Introduction
This document provides instructions on how to consume messages streamed from Mobito to a Kafka topic hosted on AWS MSK.
The example below uses Python to set up a KafkaConsumer.
The packages required are:
kafka-python — Kafka client for Python
aws-msk-iam-sasl-signer-python — IAM-based authentication for AWS MSK
Documentation:
For other languages supporting MSK IAM authentication, refer to the AWS MSK IAM client configuration guide.
Installation
1. Configure AWS Profile
Setup a local aws profile by running aws configure where you will be prompted for your access key, secret key and default region (eu-west-1). Use the keys provided by Mobito.
aws configure creates a default aws profile. If you want to create a named profile use aws configure --profile <name>. If you use a named profile u need to add the following environment variable AWS_PROFILE=<profile_name>
2. Set Up Python Environment
Create a virtual environment. You can replace env with your name of choice
python3 -m venv env
source env/bin/activate
pip install kafka-python aws-msk-iam-sasl-signer-python grpcio-tools protobuf lz4
3. Compile the provided .proto file
Use the following command with a .proto file named vehicle_data.proto. This will create the python file vehicle_data_pb2.py This file is used as import in the Python Client below.
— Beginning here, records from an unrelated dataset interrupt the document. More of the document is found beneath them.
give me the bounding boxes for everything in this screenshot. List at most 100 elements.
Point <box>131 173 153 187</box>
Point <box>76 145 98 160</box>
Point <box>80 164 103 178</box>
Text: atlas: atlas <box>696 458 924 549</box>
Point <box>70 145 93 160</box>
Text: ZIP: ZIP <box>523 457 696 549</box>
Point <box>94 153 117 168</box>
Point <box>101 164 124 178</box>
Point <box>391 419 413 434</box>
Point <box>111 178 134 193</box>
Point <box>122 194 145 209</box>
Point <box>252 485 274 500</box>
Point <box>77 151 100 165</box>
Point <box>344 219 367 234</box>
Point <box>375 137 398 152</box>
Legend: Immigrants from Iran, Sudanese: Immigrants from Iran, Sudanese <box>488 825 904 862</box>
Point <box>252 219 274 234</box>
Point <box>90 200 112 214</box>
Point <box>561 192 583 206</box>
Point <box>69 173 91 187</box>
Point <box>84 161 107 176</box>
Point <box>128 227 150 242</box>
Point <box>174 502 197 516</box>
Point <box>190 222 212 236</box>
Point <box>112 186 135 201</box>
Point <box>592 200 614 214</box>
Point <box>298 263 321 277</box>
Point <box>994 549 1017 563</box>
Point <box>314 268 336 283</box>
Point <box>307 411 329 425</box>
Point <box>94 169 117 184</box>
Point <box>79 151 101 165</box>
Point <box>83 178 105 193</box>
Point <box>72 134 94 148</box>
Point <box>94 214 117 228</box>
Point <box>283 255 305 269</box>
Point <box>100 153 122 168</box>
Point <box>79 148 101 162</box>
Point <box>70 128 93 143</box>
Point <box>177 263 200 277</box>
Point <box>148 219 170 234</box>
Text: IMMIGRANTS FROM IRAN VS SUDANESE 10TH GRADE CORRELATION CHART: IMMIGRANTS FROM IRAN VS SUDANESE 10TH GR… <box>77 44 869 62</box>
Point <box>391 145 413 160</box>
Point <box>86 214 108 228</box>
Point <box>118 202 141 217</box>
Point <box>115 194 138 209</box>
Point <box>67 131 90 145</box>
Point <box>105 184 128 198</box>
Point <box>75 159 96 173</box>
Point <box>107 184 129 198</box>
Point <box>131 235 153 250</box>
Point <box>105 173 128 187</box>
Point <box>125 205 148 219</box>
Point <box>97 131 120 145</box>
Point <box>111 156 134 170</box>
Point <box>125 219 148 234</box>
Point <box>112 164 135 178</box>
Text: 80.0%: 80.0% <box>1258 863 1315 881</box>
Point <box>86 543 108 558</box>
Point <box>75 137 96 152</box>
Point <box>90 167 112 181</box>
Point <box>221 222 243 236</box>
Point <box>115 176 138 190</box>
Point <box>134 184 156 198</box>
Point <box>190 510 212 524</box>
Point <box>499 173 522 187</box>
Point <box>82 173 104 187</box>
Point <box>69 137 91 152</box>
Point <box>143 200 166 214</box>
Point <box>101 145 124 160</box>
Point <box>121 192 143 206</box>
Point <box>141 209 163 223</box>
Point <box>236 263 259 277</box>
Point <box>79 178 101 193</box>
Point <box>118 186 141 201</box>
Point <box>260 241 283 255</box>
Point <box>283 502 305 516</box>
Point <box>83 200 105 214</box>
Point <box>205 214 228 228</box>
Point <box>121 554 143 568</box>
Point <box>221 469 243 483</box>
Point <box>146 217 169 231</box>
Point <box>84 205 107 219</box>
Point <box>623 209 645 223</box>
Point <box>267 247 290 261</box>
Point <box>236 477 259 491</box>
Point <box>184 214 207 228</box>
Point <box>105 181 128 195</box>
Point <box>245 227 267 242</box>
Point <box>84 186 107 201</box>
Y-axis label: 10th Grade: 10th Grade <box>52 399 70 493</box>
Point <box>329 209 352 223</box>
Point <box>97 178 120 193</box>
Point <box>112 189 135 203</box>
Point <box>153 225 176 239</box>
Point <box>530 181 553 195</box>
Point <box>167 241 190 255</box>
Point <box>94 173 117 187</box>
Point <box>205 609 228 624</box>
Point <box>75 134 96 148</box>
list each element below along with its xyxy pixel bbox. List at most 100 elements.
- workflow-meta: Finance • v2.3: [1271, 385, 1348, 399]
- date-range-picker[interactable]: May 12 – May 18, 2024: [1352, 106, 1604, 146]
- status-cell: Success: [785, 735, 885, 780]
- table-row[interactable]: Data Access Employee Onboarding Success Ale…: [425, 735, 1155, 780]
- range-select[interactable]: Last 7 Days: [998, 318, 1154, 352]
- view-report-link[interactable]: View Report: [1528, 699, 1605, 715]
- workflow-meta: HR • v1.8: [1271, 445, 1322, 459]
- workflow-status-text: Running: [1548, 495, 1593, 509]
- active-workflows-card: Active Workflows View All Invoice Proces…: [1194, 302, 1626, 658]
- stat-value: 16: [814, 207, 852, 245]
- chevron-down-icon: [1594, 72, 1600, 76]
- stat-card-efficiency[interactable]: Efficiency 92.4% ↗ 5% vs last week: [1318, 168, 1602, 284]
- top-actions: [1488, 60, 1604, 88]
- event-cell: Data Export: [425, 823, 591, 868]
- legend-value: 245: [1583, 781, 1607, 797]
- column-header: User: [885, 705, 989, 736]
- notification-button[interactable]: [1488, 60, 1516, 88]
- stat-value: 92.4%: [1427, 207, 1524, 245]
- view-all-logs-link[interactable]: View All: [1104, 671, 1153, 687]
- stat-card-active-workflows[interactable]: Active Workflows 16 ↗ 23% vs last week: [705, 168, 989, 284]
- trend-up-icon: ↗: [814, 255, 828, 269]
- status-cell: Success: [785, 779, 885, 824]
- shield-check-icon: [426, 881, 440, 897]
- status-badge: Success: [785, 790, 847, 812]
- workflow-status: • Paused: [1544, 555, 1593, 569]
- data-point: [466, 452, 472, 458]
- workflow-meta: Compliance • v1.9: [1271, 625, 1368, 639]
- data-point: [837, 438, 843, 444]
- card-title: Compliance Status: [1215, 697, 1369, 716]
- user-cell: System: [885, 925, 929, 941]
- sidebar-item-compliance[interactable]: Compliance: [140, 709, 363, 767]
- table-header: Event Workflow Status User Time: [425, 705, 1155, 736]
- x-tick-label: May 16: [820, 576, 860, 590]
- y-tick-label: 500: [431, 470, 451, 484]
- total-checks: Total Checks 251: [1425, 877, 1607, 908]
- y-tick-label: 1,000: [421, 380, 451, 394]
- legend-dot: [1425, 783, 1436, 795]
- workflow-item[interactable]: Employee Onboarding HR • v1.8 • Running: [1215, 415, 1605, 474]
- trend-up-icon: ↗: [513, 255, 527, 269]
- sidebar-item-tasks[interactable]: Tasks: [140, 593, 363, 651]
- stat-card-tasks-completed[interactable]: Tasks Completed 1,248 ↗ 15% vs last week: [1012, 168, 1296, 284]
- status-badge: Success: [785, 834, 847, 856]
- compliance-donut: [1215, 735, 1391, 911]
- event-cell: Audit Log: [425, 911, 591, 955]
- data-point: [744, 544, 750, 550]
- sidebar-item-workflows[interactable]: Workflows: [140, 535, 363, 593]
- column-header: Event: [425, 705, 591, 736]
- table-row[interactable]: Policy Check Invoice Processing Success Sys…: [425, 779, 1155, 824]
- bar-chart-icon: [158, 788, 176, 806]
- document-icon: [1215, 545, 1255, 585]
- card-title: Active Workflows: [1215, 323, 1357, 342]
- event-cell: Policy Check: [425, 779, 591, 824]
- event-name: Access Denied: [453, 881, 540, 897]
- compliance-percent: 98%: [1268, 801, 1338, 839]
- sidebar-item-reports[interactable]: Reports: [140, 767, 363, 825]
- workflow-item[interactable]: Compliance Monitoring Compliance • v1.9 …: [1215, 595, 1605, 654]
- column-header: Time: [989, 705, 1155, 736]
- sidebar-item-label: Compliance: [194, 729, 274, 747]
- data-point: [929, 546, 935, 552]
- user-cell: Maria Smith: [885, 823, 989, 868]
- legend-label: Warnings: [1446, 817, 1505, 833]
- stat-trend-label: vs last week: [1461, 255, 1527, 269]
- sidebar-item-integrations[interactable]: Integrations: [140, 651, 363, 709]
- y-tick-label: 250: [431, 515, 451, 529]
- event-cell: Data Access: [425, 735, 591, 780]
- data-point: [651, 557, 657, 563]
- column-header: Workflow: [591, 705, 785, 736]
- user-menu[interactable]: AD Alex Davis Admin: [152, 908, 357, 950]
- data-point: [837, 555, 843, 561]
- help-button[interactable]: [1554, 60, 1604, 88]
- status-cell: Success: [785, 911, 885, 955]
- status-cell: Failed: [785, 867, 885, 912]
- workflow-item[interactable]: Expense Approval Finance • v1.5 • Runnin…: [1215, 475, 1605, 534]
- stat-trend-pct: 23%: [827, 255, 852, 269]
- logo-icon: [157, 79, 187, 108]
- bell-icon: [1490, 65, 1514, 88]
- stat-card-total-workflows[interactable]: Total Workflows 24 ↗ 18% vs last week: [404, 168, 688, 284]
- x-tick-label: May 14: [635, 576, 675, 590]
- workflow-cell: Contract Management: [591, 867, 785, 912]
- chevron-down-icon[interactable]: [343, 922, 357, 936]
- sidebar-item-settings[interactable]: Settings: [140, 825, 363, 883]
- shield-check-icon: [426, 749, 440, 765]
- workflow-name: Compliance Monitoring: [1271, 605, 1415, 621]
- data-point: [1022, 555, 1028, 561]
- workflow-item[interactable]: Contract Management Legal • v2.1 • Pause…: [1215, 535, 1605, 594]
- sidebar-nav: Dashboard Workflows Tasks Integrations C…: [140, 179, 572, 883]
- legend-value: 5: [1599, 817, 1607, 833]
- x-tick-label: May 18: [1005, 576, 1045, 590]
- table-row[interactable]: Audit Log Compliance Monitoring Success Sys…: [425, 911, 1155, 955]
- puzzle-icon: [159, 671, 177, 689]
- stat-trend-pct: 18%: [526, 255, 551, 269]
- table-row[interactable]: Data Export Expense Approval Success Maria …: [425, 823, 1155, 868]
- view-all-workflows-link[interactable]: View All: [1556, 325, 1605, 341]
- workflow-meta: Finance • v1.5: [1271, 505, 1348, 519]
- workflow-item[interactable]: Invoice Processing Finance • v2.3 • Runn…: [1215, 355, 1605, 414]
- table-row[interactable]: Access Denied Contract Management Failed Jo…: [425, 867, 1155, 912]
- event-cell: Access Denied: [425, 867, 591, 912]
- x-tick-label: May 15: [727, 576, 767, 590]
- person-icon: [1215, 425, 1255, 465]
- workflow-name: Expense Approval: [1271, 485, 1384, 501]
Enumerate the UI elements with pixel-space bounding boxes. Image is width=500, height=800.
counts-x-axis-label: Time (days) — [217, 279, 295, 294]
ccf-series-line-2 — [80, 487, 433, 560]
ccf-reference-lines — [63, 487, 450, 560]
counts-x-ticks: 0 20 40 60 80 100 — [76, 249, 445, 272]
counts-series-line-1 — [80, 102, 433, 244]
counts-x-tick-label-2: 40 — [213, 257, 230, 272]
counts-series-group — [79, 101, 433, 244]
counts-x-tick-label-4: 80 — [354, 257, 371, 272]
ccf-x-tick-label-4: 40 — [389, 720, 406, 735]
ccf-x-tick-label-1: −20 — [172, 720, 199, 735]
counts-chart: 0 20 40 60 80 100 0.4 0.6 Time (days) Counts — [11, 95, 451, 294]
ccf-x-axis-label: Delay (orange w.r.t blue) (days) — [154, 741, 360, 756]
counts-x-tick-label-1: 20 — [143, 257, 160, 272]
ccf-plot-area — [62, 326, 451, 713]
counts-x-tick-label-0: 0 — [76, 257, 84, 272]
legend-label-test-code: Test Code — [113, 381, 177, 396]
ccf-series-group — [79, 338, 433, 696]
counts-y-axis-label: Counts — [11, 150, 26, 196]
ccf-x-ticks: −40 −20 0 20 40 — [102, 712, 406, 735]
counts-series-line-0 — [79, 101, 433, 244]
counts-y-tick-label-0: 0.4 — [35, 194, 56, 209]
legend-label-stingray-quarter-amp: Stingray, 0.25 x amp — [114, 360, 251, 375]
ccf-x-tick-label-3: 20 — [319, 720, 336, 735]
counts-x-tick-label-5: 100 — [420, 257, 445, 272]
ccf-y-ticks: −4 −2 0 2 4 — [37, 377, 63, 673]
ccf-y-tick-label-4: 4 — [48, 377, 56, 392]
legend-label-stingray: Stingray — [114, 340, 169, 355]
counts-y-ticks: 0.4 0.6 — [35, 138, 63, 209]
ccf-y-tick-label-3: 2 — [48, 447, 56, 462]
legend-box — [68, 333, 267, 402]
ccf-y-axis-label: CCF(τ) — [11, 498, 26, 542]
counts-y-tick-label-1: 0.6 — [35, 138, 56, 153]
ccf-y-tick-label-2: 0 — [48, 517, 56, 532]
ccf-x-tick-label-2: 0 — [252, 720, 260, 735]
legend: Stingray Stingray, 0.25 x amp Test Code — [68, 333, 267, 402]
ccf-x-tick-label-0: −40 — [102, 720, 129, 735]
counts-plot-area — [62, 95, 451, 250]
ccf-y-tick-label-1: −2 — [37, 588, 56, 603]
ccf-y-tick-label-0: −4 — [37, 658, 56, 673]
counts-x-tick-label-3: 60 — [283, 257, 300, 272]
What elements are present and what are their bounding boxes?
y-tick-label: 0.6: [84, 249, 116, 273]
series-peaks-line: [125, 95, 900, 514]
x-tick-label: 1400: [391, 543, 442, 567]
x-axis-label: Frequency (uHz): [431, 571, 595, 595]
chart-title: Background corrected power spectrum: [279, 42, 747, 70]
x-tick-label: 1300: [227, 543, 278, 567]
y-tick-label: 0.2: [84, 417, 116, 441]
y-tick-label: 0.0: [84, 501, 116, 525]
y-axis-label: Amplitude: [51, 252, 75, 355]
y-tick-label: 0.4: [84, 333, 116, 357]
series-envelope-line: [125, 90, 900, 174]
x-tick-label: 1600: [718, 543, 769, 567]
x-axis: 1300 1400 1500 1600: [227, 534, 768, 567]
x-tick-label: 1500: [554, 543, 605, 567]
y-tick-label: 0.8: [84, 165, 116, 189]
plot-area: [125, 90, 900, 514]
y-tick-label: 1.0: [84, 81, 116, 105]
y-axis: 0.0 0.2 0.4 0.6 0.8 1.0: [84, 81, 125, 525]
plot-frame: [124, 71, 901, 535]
python -m grpc_tools.protoc -I. --python_out=. vehicle_data.proto
4) Python Client
Create a python file with the following code and replace BROKER_URLS, TOPIC_NAME, USERNAME with the values provided by Mobito.
import json
import datetime
from kafka import KafkaConsumer
from aws_msk_iam_sasl_signer import MSKAuthTokenProvider
from kafka.sasl.oauth import AbstractTokenProvider
from google.protobuf.json_format import MessageToDict
import vehicle_data_pb2
BROKERS_STRING="<BROKERS_URLS>"
class MSKTokenProvider(AbstractTokenProvider):
def token(self):
token, _ = MSKAuthTokenProvider.generate_auth_token('eu-west-1')
return token
tp = MSKTokenProvider()
topic = "<TOPIC_NAME>"
consumer = KafkaConsumer(
topic,
bootstrap_servers=[broker for broker in BROKERS_STRING.split(',')],
value_deserializer=lambda v: vehicle_data_pb2.VehicleData.FromString(v),
auto_offset_reset='earliest',
api_version=(3,8,0),
security_protocol='SASL_SSL',
sasl_mechanism='OAUTHBEARER',
sasl_oauth_token_provider=tp,
group_id='<USERNAME>', ### Change to your username
)
# At this point data may be processed at your will. You should handle the message below.
# This example just prints the timestamp of the message
for message in consumer:
time = datetime.datetime.fromtimestamp(message.timestamp / 1000.0)
print(f"Received message at {time} (Timestamp: {message.timestamp})")
Consumer Group Naming Convention
Consumer groups follow the pattern <username>*, meaning you can create any group that starts with your username. For example, with username mobito, you can use mobito-test to test the connection, and then switch to mobito as the consumer group to start consuming messages from the beginning in production.
Replace mobito with your own username.